In the fall of 2011, the Hollises approached the Tennessee Fair Housing Council’s executive director, Tracey McCartney, for assistance. McCartney contacted the ARC through a representative of CBHOA’s management company, Westwood Property Management LLC, and asked for a list of acceptable construction materials for the sunroom project so that she could assist the family in submitting a new proposal and educating the ARC and CBHOA on the requirements of the Fair Housing Act. The Act makes it illegal to refuse to permit reasonable modifications of existing premises if such modifications may be necessary to afford a person with disabilities full enjoyment of the home.

In its final request for approval, the Hollises asked to construct a sun room that would match that of a neighbor, which had a metal roof, and the ARC had previously indicated in writing that a metal roof would be acceptable. However, after McCartney submitted the proposal in early December 2011 for a sun room with a metal roof, the ARC, via its attorney, responded that “(t)he subdivision standard roof is shingle and not metal. Although metal roofs are in vogue right now the ARC prefers not to approve a metal roof.”

The letter also conditioned the sunroom approval process on the Hollises providing a written assurance that “the exercise equipment would be placed and maintained in the sunroom and not moved outside without further application to the ARC.” That assurance was not required of others requesting to modify their homes.

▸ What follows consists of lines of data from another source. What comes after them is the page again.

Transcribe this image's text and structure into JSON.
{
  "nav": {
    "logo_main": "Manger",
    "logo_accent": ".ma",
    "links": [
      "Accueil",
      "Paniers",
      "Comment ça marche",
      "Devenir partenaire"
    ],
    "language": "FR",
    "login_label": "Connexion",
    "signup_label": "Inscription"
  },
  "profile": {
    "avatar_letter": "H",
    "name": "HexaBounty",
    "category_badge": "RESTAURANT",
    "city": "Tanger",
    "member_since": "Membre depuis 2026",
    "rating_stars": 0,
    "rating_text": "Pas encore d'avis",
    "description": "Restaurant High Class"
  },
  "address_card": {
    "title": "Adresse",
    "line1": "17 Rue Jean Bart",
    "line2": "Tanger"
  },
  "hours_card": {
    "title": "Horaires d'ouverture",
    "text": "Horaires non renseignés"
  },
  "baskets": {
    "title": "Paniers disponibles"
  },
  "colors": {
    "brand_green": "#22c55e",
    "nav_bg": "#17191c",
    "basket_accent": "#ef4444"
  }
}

The Hollises and McCartney considered that letter a refusal to allow the reasonable modification and gave the ARC until Dec. 22, 2011, to reverse itself. Neither the ARC nor the CBHOA responded. The Hollises, frustrated by the refusal and by their treatment at the hands of the Architectural Review Committee, sold their home at a loss and moved out of the neighborhood. They filed the lawsuit shortly thereafter.

The case has resulted in an important clarification of the Fair Housing Act in the 6th Circuit. The trial court had found that the CBHOA may have failed to permit the reasonable modification but held that the plaintiffs had failed to produce any evidence that the CBHOA’s actions were motivated by discriminatory intent against people with disabilities. The trial judge also held that the Charles and Melanie Hollis did not have the right to sue on their own (as opposed to filing as the parents of the children) because they did not have any damages of their own. As a result, the trial judge dismissed the Hollises’ case.

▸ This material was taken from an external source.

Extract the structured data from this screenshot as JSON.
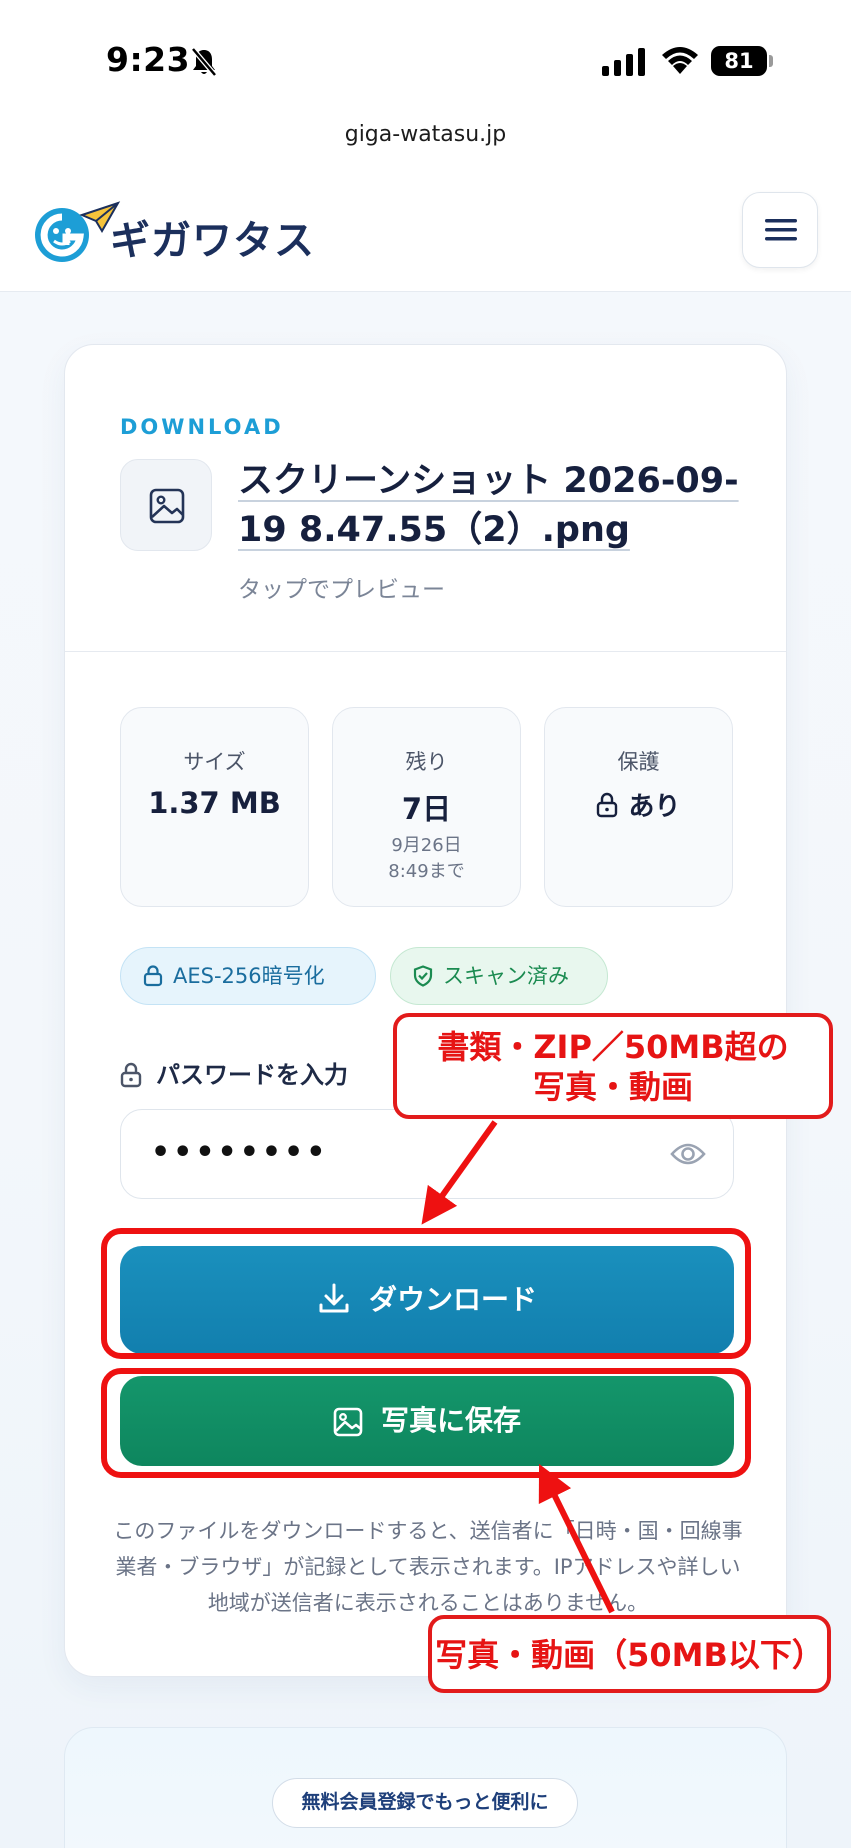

The Hollises, with the representation of Stephen Dane and Ryan Downer of Relman, Dane and Colfax, a leading Washington, D.C., civil rights firm, appealed the case to the 6th Circuit Court of Appeals, which held that it is not necessary to show discriminatory intent in a reasonable modification case. The 6th Circuit also held that the Hollises had alleged they had been economically harmed by the CBHOA and thus had standing to sue. (The 6th Circuit covers Tennessee, Kentucky, Ohio and Michigan.)

Westwood, a Franklin, Tenn.-based company that provides management services to CBHOA and other home owner associations, was originally named as a defendant in the lawsuit. The plaintiffs agreed to dismiss Westwood in August of 2013 in exchange for its commitment to provide annual fair housing training for its employees, to engage the services of an experienced fair housing lawyer and to develop a fair housing policy. The plaintiffs insisted on these assurances after learning that the company apparently had not been requiring any of its managers to receive training on the Fair Housing Act.

In addition to the payment to the Hollises, the settlement agreement with CBHOA requires it to work only with management companies that have a fair housing policy and whose employees receive annual fair housing training. The CBHOA did not admit wrongdoing as part of the settlement.

The Tennessee Fair Housing Council’s involvement in this litigation was made possible by a grant from the U.S. Department of Housing and Urban Development’s Fair Housing Initiatives Program.